By Mike Taugher
CONTRA COSTA TIMES
FRESNO - In the heart of the nation's richest agricultural region, farm agency representatives said Friday it was time to rein in a far-reaching environmental restoration law and move faster to build new reservoirs to secure water for the state's many users.
"We got to stick together ... for the fight of our lives," Fresno Mayor Alan Autry said before a crowd of more than 200. "There is enough water to go around, but it's going to other parts of the state."
The Delta, an important source of water for Southern California cities, Central Valley farmers and numerous fish species that depend on it for habitat, is under intense scrutiny as competing users battle over who gets the water.
"Right now, we don't have enough water for the people who are already here," Autry added, predicting that failing to secure more water for farmers would leave the burgeoning San Joaquin Valley "the largest welfare state within a state that the world has ever seen."
For the second time in less than a month, a congressional panel gathered to look at problems in the Sacramento-San Joaquin River Delta, this time focusing on frustrations over the Central Valley Project Improvement Act, which farmers believe has cost them water and money.

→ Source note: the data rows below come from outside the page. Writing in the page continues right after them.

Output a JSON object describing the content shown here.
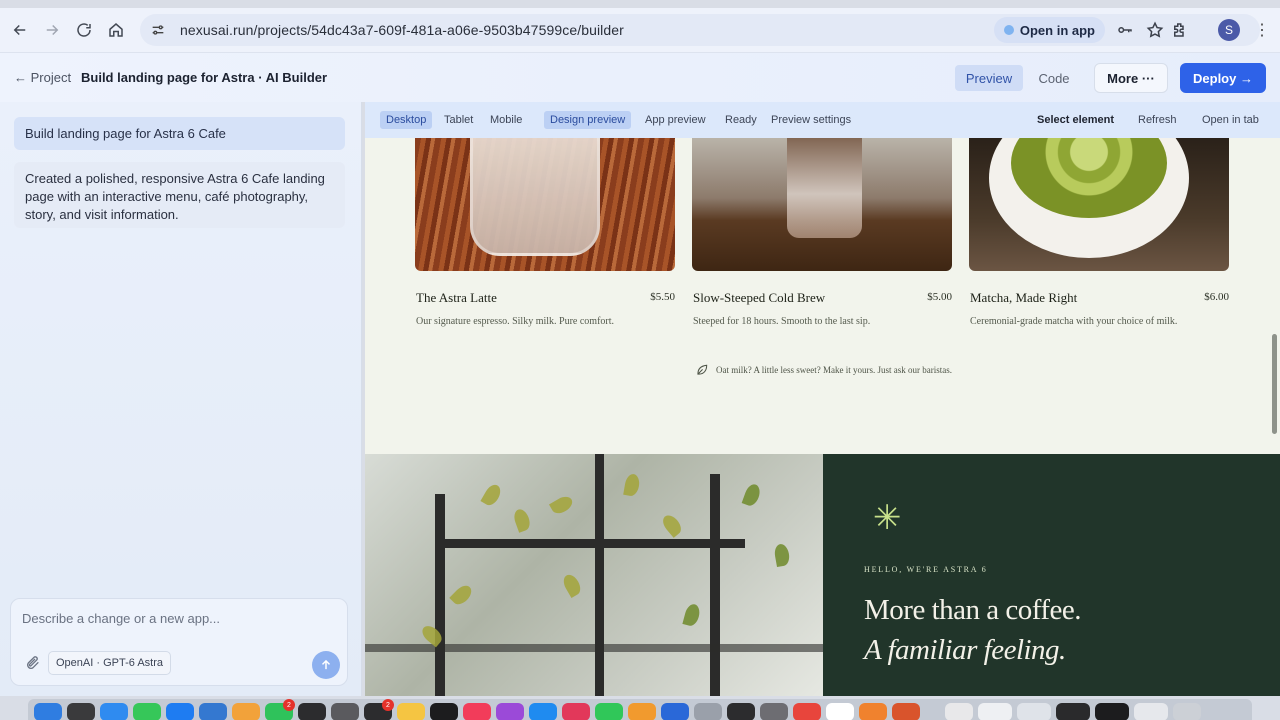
{
  "browser": {
    "url": "nexusai.run/projects/54dc43a7-609f-481a-a06e-9503b47599ce/builder",
    "open_in_app": "Open in app",
    "profile_initial": "S"
  },
  "header": {
    "back_label": "← Project",
    "title": "Build landing page for Astra · AI Builder",
    "tabs": [
      {
        "label": "Preview",
        "active": true
      },
      {
        "label": "Code",
        "active": false
      }
    ],
    "more_label": "More ···",
    "deploy_label": "Deploy →"
  },
  "sidebar": {
    "prompt": "Build landing page for Astra 6 Cafe",
    "reply": "Created a polished, responsive Astra 6 Cafe landing page with an interactive menu, café photography, story, and visit information.",
    "composer": {
      "placeholder": "Describe a change or a new app...",
      "model": "OpenAI · GPT-6 Astra"
    }
  },
  "preview_toolbar": {
    "devices": [
      "Desktop",
      "Tablet",
      "Mobile"
    ],
    "modes": [
      "Design preview",
      "App preview"
    ],
    "status": "Ready",
    "settings": "Preview settings",
    "select_element": "Select element",
    "refresh": "Refresh",
    "open_in_tab": "Open in tab"
  },
  "site": {
    "menu_items": [
      {
        "name": "The Astra Latte",
        "price": "$5.50",
        "desc": "Our signature espresso. Silky milk. Pure comfort."
      },
      {
        "name": "Slow-Steeped Cold Brew",
        "price": "$5.00",
        "desc": "Steeped for 18 hours. Smooth to the last sip."
      },
      {
        "name": "Matcha, Made Right",
        "price": "$6.00",
        "desc": "Ceremonial-grade matcha with your choice of milk."
      }
    ],
    "menu_note": "Oat milk? A little less sweet? Make it yours. Just ask our baristas.",
    "story": {
      "eyebrow": "HELLO, WE'RE ASTRA 6",
      "headline": "More than a coffee.",
      "headline_italic": "A familiar feeling."
    }
  },
  "dock": {
    "badges": [
      "2",
      "2"
    ]
  },
  "colors": {
    "accent": "#2e62e8",
    "story_bg": "#21352a",
    "asterisk": "#c7e08a"
  }
}
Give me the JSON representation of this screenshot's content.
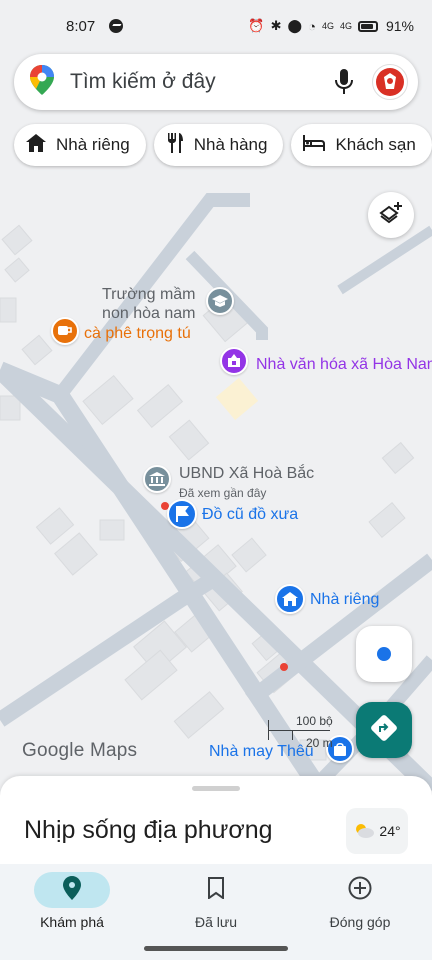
{
  "status": {
    "time": "8:07",
    "battery_pct": "91%",
    "net1": "4G",
    "net2": "4G"
  },
  "search": {
    "placeholder": "Tìm kiếm ở đây"
  },
  "chips": [
    {
      "label": "Nhà riêng",
      "icon": "home-icon"
    },
    {
      "label": "Nhà hàng",
      "icon": "restaurant-icon"
    },
    {
      "label": "Khách sạn",
      "icon": "hotel-icon"
    }
  ],
  "map": {
    "places": {
      "school": "Trường mầm\nnon hòa nam",
      "cafe": "cà phê trọng tú",
      "culture_house": "Nhà văn hóa xã Hòa Nam",
      "ubnd": "UBND Xã Hoà Bắc",
      "ubnd_note": "Đã xem gần đây",
      "antique": "Đồ cũ đồ xưa",
      "home": "Nhà riêng",
      "tailor": "Nhà may Thêu"
    },
    "scale_top": "100 bộ",
    "scale_bottom": "20 m",
    "logo": "Google Maps"
  },
  "sheet": {
    "title": "Nhịp sống địa phương",
    "weather": "24°"
  },
  "nav": [
    {
      "label": "Khám phá",
      "icon": "explore-pin-icon",
      "active": true
    },
    {
      "label": "Đã lưu",
      "icon": "bookmark-icon",
      "active": false
    },
    {
      "label": "Đóng góp",
      "icon": "add-circle-icon",
      "active": false
    }
  ],
  "colors": {
    "accent_teal": "#0b7a75",
    "blue": "#1a73e8",
    "purple": "#9334e6",
    "orange": "#e8710a",
    "active_nav": "#bfe6f0"
  }
}
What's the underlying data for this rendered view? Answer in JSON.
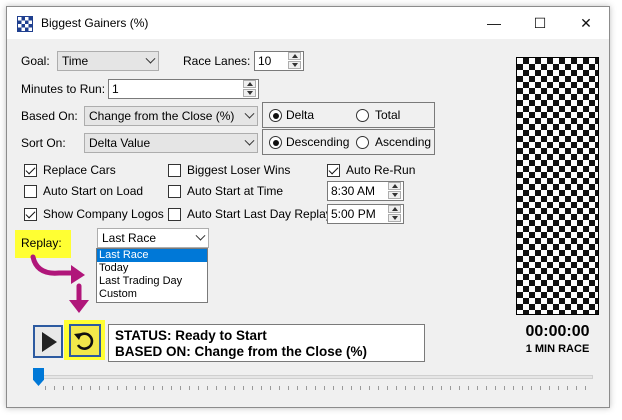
{
  "window": {
    "title": "Biggest Gainers (%)",
    "minimize": "—",
    "maximize": "☐",
    "close": "✕"
  },
  "goal": {
    "label": "Goal:",
    "value": "Time"
  },
  "race_lanes": {
    "label": "Race Lanes:",
    "value": "10"
  },
  "minutes": {
    "label": "Minutes to Run:",
    "value": "1"
  },
  "based_on": {
    "label": "Based On:",
    "value": "Change from the Close (%)"
  },
  "sort_on": {
    "label": "Sort On:",
    "value": "Delta Value"
  },
  "mode_group": {
    "delta": "Delta",
    "total": "Total",
    "selected": "delta"
  },
  "order_group": {
    "descending": "Descending",
    "ascending": "Ascending",
    "selected": "descending"
  },
  "checkboxes": {
    "replace_cars": {
      "label": "Replace Cars",
      "checked": true
    },
    "biggest_loser": {
      "label": "Biggest Loser Wins",
      "checked": false
    },
    "auto_rerun": {
      "label": "Auto Re-Run",
      "checked": true
    },
    "auto_start_load": {
      "label": "Auto Start on Load",
      "checked": false
    },
    "auto_start_time": {
      "label": "Auto Start at Time",
      "checked": false
    },
    "show_logos": {
      "label": "Show Company Logos",
      "checked": true
    },
    "auto_start_replay": {
      "label": "Auto Start Last Day Replay",
      "checked": false
    }
  },
  "times": {
    "start_time": "8:30 AM",
    "replay_time": "5:00 PM"
  },
  "replay": {
    "label": "Replay:",
    "selected": "Last Race",
    "options": [
      "Last Race",
      "Today",
      "Last Trading Day",
      "Custom"
    ]
  },
  "status": {
    "line1": "STATUS: Ready to Start",
    "line2": "BASED ON: Change from the Close (%)"
  },
  "timer": {
    "time": "00:00:00",
    "race": "1 MIN RACE"
  },
  "colors": {
    "highlight": "#ffff33",
    "arrow": "#b0167a",
    "accent": "#0078d7",
    "button_border": "#2c5aa0"
  },
  "progress": {
    "fraction": 0.0
  }
}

The hearing was called by Rep. George Radanovich, R-Mariposa, to review the 1992 law, which was authored by Martinez Democrat Rep. George Miller and former New Jersey Sen. Bill Bradley.

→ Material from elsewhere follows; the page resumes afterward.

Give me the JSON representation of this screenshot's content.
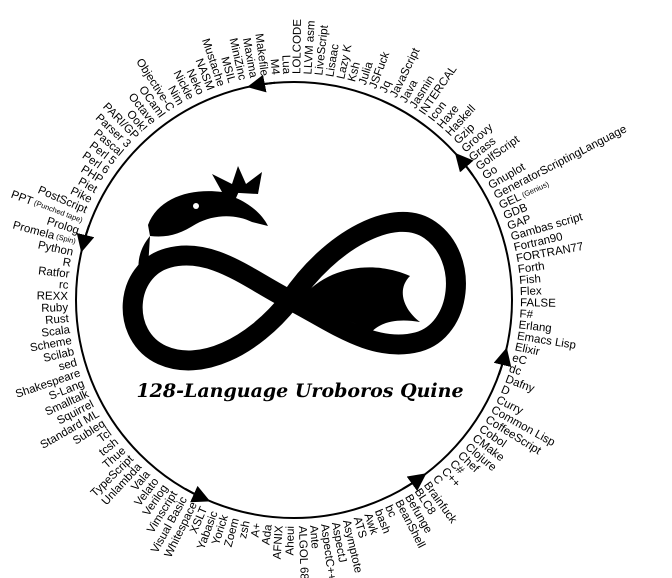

San Joaquin Valley farmers who get water from the federal water project, one of the nation's largest, object to provisions that shift 800,000 acre-feet of water a year from agricultural use to the environment. That's enough water for about 1.5 million homes.

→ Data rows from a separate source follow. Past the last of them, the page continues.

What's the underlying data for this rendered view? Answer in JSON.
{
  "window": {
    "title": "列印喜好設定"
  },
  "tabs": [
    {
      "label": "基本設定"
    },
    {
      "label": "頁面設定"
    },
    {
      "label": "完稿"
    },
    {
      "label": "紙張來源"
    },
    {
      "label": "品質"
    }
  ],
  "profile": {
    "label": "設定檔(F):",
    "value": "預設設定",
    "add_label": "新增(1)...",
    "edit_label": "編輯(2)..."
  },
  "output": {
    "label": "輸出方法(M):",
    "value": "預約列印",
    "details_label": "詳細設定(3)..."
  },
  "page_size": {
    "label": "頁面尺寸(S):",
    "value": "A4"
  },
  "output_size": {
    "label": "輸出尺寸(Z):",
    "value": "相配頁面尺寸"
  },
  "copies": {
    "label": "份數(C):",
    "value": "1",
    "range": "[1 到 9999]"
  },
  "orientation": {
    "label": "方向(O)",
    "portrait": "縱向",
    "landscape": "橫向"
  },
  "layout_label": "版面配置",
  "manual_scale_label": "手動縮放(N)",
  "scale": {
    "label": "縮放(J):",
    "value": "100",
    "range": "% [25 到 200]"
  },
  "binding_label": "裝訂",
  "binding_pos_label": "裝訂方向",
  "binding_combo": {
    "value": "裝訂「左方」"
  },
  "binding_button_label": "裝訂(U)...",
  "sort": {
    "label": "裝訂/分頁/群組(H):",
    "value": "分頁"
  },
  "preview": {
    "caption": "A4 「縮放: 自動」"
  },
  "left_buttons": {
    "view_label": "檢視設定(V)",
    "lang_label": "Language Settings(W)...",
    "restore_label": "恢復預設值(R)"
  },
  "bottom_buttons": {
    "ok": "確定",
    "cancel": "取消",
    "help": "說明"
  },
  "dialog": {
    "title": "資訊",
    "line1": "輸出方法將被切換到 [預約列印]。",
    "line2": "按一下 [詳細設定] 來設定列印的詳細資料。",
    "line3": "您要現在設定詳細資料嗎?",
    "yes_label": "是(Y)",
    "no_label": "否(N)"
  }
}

They also object to being charged for environmental restoration.
The law was meant to reverse environmental damage caused by the Central Valley Project since it began delivering water in the early 1930s, first to the relatively small Contra Costa Water District and eventually to sprawling corporate farms in the San Joaquin Valley.
"There were some very good politicians that wrote this in the dead of night, stuck it in a (larger bill) and rammed it down the throat of the San Joaquin Valley," said Rep. Devin Nunes, R-Visalia, one of four congressional members from the valley to attend.
After the hearing, Radanovich said his water and power subcommittee of the House Resources Committee might hold further hearings to consider amendments to the Central Valley Project Improvement Act.
Tom Birmingham, general manager of the Westlands Water District, a region of farms that runs 70 miles long and 15 miles wide in Fresno and Kings counties, said his district's water supply is far less reliable since the law was passed 14 years ago. He also questioned the use of some of the nearly $500 million that farmers and other beneficiaries of the project have paid under the act for environmental restoration.
But environmentalists, anglers and others say California's salmon and bird populations would be worse off without the law. And, with several open water species of Delta fish in a serious decline, they say this is not the time to ease environmental protection laws.
The Central Valley Project was operating for 50 years before the law was passed, noted Mindy McIntyre, a water policy specialist at the Planning and Conservation League.
"Of course, you can't fix all of the damage caused by the CVP already," she said.
Zeke Grader, executive director of the Pacific Coast Federation of Fishermen's Associations, a commercial fishing organization, said the legislation was the most important federal law for California's salmon in the past 50 years.
In prepared testimony, Grader said the water delivery system prior to the 1992 legislation "ignored, and harmed, the environment, fisheries, drinking water quality, North Coast communities, indeed, most of California. The CVPIA (legislation) represented a modest attempt to restore some balance to the system."
Neither Miller nor Rep. Richard Pombo, R-Tracy, the Resources Committee chairman, was able to attend Friday's hearing. But more hearings on the Delta's problems are planned for the coming months, according to committee spokesman Brian Kennedy.
Last month, the committee met in Stockton to hear from scientists about why the Delta ecosystem appears to be unraveling. State and federal scientists said they were still uncertain why several species of open-water Delta fish have plummeted in recent years.
Next month, the committee is expected to examine fragile Delta levees and the risk they pose to the state's water supply. That hearing is expected to be in Washington, D.C.
The Delta is a source of drinking water for 23 million Californians and millions of acres of farmland. A series of levee failures could foul those water supplies because flooding into the subsided islands can suck saltier water into the Delta from San Francisco Bay.
Scientists and water managers have become increasingly worried about the aging levees because of recent projections that they are unreliable, and because the Jones Tract flood in 2004 and the flooding of New Orleans last year reinforced in their minds how devastating levee failures can be.
Radanovich said Friday that the committee might also take a broad look at CalFed, the troubled state and federal program that was meant to protect the Delta environment and water supplies but after more than five years and $3 billion has little success to show.